Kota Solo mengalami hal yang sama, ada 19 anggota dewan yang sudah diperintahkan pengadilan untuk segera mengembalikan dana yang mencapai Rp 82 hingga Rp 103. Bagi anggota mantan anggota dewan yang memiliki usaha tentu tak cukup jadi masalah. Dana yang diminta dikembalikan pada kas daerah sesegera mungkin. Pihak pengadilan perlu bekerja sama dengan pemerintah daerah sebab merekalah yang berkepentingan atas dana ini.
Dari uraian diatas, kita bisa menarik benang merah bahwasanya mereka cukup banyak menganggarkan utk dirinya sendiri. Padahal Sragen, Klaten hingga Karanganyar masih luas problemnya yang dihadapi masyarakat. Kondisi seperti ini tak boleh dibiarkan, kepala daerah perlu segera menyurati anggota DPRD periode tersebut segera melunasinya. Termasuk bagi anggota dewan yang sudah melunasi, minta ahli waris melunasi.
Disisi lain partai politik harus bertindak dan tidak membiarkan mereka mencoreng nama partai. Sayangnya pemimpin parpol tidak tertarik mendorong anggotanya segera melunasi sebab hal ini mencakup kepentingan pencitraan partai. Bila perlu berilah mereka sanksi yang tegas yakni dipecat. Harapannya kedepan masalah-masalah ini tak pernah akan muncul lagi. Sebab anggota dewan faham regulasi-regulasi mana yang boleh dan mana yang tidak.

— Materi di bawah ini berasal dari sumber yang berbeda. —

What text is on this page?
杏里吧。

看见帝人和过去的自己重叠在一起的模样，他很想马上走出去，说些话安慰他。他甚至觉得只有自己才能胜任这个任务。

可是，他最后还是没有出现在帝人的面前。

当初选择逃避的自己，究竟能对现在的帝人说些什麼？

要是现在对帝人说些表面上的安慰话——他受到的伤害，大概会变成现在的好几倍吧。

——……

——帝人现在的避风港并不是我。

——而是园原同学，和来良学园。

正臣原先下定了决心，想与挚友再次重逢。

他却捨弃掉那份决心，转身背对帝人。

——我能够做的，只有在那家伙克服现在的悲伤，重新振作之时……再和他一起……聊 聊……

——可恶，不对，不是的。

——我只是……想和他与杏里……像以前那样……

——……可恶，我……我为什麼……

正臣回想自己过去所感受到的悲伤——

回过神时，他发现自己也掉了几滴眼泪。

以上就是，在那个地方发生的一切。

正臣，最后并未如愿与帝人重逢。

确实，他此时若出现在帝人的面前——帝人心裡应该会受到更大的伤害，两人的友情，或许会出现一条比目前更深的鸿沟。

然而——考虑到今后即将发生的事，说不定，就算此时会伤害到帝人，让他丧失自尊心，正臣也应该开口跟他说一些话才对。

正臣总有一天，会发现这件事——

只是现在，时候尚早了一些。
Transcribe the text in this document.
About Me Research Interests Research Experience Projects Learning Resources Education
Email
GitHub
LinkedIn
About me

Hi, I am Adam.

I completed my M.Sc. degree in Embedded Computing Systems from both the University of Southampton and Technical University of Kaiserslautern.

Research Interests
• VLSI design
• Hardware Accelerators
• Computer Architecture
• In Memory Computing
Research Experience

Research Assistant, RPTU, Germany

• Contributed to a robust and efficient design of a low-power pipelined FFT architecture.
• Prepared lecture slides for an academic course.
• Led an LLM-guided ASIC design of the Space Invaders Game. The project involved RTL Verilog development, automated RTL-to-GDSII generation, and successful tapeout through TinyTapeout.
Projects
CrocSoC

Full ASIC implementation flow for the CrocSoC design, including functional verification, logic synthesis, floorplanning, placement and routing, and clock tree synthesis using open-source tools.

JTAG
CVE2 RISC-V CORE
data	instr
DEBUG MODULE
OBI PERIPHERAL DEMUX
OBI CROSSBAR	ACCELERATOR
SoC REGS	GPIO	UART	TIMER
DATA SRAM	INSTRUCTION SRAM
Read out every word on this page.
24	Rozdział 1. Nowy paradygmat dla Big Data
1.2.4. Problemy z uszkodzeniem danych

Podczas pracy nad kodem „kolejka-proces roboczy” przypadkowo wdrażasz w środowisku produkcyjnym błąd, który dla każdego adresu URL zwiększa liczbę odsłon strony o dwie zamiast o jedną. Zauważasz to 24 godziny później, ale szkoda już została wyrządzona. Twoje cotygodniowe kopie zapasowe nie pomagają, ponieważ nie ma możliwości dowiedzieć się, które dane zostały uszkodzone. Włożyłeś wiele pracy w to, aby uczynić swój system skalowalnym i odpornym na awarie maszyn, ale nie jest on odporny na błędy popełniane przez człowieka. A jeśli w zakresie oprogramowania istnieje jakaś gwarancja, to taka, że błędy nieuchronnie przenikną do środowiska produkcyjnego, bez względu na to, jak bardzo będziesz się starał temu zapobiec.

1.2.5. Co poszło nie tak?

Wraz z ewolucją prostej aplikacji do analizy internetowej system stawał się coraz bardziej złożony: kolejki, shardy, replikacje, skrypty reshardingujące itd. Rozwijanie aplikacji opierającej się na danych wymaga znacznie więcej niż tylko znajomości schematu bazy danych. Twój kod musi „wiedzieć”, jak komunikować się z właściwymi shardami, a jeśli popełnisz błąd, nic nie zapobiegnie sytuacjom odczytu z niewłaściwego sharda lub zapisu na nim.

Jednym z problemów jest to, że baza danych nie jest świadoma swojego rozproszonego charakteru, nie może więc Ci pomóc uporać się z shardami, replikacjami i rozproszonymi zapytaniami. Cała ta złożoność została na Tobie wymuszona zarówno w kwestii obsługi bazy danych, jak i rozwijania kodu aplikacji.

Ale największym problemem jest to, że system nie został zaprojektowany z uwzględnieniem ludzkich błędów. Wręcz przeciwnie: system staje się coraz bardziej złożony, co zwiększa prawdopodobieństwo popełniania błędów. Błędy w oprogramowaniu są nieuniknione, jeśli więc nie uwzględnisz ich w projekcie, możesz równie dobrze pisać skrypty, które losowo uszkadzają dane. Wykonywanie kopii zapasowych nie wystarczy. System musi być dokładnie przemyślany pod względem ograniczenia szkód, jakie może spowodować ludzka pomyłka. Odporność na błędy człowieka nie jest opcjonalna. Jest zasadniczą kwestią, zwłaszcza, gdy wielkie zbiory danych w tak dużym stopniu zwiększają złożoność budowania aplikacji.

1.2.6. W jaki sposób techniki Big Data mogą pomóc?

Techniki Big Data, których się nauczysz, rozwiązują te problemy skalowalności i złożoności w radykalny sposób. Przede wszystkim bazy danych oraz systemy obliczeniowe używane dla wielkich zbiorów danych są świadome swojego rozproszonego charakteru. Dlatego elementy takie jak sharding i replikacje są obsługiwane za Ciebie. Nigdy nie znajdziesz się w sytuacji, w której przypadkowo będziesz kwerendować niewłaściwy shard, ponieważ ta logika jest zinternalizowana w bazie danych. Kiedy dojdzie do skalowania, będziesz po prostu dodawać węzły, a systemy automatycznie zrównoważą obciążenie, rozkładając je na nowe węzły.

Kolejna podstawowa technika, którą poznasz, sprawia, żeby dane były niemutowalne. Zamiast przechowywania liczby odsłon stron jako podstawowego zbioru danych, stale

Melakukan pembiaran berarti partai politik setuju atas tindakan-tindakan yang melawan hukum. Fakta menunjukkan di keempat daerah itu tak ada satupun pemimpin partainya bersikap tegas. Dan hal ini patut disayangkan. Rakyat yang uangnya dipakai para wakilnya juga diam saja. Peran mereka mestinya cukup penting misalnya dengan berkirim surat pada mereka supaya anggaran yang sudah dikemplamg harus dikembalikan.